Please don’t let the apparent historical nature of these videos fool you into thinking that Bent has hung up his horns and dumped his valve oil into the trash.

He is still performing, and there were gigs with BENTS JAZZ COCKTAIL as recently as mid-August (what a well-dressed crew!) Visit Bent’s Facebook page for the most current news of his schedule.

This is the most fragmentary celebration of Bent, a man devoted to his art but also a first-rate human being who beams when he talks about the family he adores. If he is new to you, I hope you have been as uplifted and electrified by his music presented here as I have been for almost fifty years. If he is a shining light to you, here is another occasion to thank him for being and sustaining the glories of jazz.

It is, although across too many miles, another hug, so well-deserved.

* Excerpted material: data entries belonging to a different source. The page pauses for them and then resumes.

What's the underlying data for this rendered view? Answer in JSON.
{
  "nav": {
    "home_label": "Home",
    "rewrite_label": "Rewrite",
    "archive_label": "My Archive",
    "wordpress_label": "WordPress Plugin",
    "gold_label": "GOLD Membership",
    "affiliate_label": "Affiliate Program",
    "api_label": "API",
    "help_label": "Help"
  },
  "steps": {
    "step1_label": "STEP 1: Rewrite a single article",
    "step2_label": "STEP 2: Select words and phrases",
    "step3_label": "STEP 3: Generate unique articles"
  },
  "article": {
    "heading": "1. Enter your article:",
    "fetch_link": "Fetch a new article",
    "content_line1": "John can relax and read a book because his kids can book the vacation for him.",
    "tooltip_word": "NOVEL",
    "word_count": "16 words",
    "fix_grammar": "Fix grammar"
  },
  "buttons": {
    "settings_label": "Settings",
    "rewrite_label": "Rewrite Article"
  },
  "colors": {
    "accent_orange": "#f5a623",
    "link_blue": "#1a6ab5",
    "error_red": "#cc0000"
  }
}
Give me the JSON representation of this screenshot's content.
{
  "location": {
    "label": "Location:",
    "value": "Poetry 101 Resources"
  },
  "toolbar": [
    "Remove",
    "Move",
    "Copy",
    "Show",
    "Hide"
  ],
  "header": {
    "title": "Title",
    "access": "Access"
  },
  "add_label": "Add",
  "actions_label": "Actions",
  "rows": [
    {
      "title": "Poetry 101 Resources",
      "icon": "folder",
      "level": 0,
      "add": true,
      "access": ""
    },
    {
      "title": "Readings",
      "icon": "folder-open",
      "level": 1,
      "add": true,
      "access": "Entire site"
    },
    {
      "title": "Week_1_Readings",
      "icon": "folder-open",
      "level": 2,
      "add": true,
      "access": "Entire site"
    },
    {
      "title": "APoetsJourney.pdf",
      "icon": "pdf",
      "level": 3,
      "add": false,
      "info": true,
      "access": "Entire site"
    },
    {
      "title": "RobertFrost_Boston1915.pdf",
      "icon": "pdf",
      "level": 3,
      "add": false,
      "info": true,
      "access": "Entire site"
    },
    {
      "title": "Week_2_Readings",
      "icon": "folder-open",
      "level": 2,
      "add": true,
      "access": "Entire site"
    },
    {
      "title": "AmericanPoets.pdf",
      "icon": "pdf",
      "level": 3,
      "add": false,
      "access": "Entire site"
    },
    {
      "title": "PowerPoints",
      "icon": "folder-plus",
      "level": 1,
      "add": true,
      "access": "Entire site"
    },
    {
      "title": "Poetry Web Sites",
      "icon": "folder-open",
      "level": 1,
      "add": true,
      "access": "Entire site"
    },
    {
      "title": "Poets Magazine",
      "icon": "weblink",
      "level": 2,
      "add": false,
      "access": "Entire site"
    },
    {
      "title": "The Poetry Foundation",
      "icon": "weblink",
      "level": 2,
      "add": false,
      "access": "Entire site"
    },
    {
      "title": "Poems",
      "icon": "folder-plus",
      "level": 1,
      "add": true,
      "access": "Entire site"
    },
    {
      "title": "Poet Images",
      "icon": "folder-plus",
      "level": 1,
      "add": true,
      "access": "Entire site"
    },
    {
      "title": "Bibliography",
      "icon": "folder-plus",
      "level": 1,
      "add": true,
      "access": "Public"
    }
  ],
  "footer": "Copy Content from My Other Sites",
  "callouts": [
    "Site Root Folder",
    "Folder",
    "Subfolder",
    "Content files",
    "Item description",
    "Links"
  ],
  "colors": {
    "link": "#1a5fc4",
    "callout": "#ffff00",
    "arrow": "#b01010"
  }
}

May your happiness increase!


  1. David Parkinson

    Michael,  What a wonderful tribute to the marvellous Bent Persson As a teenage fan of classic jazz in the pre-internet world I found my jazz wherever I could, making for a disjointed and random eduction in jazz.   Our local W H Smith might have half a dozen jazz LPs in stock at any one time and my paper-round earnings yielded copies of Louis Chicago Concert, Volume 2 of the Hot Fives & Sevens and something by Acker Bilk…. My local library would lend LPs out and the jazz section was maybe 20 or 30 LPs. I borrowed (and taped !) one of Eddie Condon’s Town Hall concerts, something by Art Hodes and a fine LP by John Maddox Jazzmen. An Esquire concert LP yielded a scorching “Tin Roof Blues” by Leon Prima with the incomparable Faz on clarinet, still one of my favourite tracks forty years later… I borrowed an Art Tatum but I wasn’t quite ready for it so it wasn’t committed to one of my precious and rationed cassettes…. My other source of jazz was Humphrey Lyttleton’s Best of Jazz radio programme and Peter Clayton’s Jazz Record Requests. of course, 80% of what they played was too modern for my tastes at the time so I would sit hunched in front of the family “music centre” with my finger over the “Record” button as I hoped to anticipate by the name of the band (most of which were unfamiliar to me of course in the early days) whether it was likely to be hot and tape-worthy or modern and dull…! Fortunately I guessed correctly that “Eva Taylor with Maggie’s Blue Five” could be my kind of jazz so I happily committed “All the Wrongs You’ve Done to Me” to tape. I would listen to it over and over again, marvelling at how this  mysterious Bent Persson could sound exactly – exactly ! – like 1920s Louis Armstrong and I’ve never forgotten that sense of wonder. And Tomas Ornberg’s Bechet-like soprano was the icing on the cake.  I was in my 20s when I eventually stumbled on the 50 Hot Chorus LPs and in my 30s or when I tracked down the full LP from which “All the Wrongs” came.  I’ve never had the pleasure of hearing Bent Persson in person but I’ve had pleasure a-plenty from his recordings over the years so your missive struck a chord and I wanted to reach out and thank you on behalf of all Bent’s fans for giving him the shout-out he so richly deserves. Keep well my friend Best wishes David

  2. Lovely to know you are out there and to read this!